生理とホルモンバランスの変化
女性の場合、生理前にニキビができやすいという人が大半を占めています。
これは、生理前から生理中、生理後にかけて、ホルモンバランスが変化しているためです。
そのため、生理前は肌荒れやニキビがひどくなりやすいのに対し、生理が始まる頃には徐々に肌質が改善され、終わった後は逆にどんどん肌の調子がよくなる傾向にあります。
このサイクルは生理周期と呼ばれ、女性の場合、この生理周期に合わせた適切なケアを行う必要があります。
ニキビができやすい生理前
生理周期は月経期・卵胞期・排卵期・黄体期の4つに分類されています。
このうち、生理前は黄体期にあたり、排卵後から生理がはじまるまでのちょうど中間あたりになると、黄体ホルモンが最も多く分泌されるようになります。

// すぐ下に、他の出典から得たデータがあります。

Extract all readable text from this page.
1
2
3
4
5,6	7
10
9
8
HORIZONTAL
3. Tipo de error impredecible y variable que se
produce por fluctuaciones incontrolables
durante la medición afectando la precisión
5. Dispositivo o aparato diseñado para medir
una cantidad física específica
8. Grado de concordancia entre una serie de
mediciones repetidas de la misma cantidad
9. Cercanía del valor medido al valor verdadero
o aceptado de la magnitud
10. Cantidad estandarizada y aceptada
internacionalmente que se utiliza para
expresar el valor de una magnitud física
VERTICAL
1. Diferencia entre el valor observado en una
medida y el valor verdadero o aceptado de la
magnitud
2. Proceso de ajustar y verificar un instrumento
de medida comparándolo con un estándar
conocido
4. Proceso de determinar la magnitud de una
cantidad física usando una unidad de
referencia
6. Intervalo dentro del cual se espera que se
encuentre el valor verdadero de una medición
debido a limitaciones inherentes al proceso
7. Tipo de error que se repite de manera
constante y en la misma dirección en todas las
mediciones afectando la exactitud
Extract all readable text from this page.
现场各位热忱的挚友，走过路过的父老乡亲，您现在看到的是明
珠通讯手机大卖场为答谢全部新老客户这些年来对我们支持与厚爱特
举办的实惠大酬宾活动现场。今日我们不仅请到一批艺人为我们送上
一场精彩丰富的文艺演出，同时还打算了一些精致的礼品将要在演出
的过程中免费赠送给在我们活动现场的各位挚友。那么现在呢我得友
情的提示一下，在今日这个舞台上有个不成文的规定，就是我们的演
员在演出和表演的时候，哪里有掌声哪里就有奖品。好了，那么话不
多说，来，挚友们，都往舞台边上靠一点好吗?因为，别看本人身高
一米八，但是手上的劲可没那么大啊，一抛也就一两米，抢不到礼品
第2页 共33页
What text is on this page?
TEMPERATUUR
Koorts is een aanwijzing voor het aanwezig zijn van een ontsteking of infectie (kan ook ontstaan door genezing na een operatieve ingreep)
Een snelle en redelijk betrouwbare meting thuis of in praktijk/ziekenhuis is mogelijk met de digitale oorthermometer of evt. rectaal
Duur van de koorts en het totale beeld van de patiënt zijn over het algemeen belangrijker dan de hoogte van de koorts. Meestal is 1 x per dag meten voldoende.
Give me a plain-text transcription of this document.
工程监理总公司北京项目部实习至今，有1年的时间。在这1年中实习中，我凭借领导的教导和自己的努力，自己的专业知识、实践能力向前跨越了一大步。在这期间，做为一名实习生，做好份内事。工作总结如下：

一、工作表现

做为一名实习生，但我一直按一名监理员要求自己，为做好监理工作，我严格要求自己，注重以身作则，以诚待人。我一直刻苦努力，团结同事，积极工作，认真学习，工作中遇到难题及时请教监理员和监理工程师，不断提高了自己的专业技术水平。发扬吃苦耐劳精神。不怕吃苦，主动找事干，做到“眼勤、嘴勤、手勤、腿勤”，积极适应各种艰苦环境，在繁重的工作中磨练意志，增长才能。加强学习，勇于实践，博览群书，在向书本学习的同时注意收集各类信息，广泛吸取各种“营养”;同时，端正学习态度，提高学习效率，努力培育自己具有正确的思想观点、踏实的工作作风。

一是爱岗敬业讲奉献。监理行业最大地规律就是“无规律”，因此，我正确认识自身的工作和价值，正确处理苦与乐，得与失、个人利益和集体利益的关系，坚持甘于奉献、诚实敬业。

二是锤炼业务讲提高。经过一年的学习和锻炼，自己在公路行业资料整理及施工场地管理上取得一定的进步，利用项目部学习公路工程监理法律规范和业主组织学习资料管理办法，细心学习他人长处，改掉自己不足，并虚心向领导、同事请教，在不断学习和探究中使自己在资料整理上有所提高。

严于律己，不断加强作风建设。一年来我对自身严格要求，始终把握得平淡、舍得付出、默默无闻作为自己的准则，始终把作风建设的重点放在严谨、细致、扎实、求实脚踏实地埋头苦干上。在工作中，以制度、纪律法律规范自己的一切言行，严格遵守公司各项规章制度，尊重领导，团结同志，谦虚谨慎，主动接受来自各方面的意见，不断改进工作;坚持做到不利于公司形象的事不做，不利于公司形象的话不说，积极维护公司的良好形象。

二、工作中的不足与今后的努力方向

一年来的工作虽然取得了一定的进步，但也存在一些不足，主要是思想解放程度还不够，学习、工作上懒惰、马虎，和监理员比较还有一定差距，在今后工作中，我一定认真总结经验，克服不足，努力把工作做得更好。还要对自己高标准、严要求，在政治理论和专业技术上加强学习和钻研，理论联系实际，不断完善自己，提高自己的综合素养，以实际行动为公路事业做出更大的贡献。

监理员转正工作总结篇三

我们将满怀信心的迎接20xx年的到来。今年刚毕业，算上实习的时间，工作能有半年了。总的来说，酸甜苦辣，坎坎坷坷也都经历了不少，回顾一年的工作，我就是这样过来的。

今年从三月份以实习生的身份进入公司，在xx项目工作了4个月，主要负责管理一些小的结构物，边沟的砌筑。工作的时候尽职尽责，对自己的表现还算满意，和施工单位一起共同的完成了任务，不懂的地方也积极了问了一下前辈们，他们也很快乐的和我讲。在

黄体ホルモンはプロゲステロンと呼ばれ、排卵を終えた黄体期は、黄体ホルモンの働きにより、女性の身体が「守り」の状態に入ります。
水分を体内に多くとどめようとしてむくみが発生したり、骨盤内に血液をためようとして血行不良を招いたりします。
そして、皮脂を大量に分泌し、肌を守ろうとするのも黄体期の特徴で、ニキビができやすい大きな原因となっています。
黄体ホルモンは妊娠している女性の身体を守るために分泌されるものなので、妊娠していない場合、すなわち生理が開始された場合は、急激にその量が減少します。
かわりに卵胞ホルモン(エストロゲン)が分泌されはじめ、血行を促進したり、コラーゲンの生成を増やしたりして、肌質がみるみるうちに改善されるようになります。
生理周期によってケア方法を変える
黄体期と卵胞期では肌質および体質が変化するため、それぞれ異なったケア方法を行う必要があります。
特に注意が必要なのは黄体期、つまり生理前で、この時期のケアをおろそかにすると、ニキビが大量発生することもあり得ます。
ただし、黄体期は非常に肌が敏感になっているので、過度のケアはかえって逆効果になるおそれがあります。
そのため、黄体期を乗り切る方法としては、基本かつオーソドックスな方法でケアするのが一番です。
普段のスキンケアを怠らない、脂分や糖分の多い食事を控える、睡眠不足に注意するなど、基礎的な部分に留意しながら、肌に刺激を与えない生活を送るように心がけましょう。
特に、生理前はイライラしやすく、ストレスがたまりやすい時期なので、心身ともに穏やかに過ごせるよう努めることが生理前のニキビを防ぐ最も効果的な方法と言えます。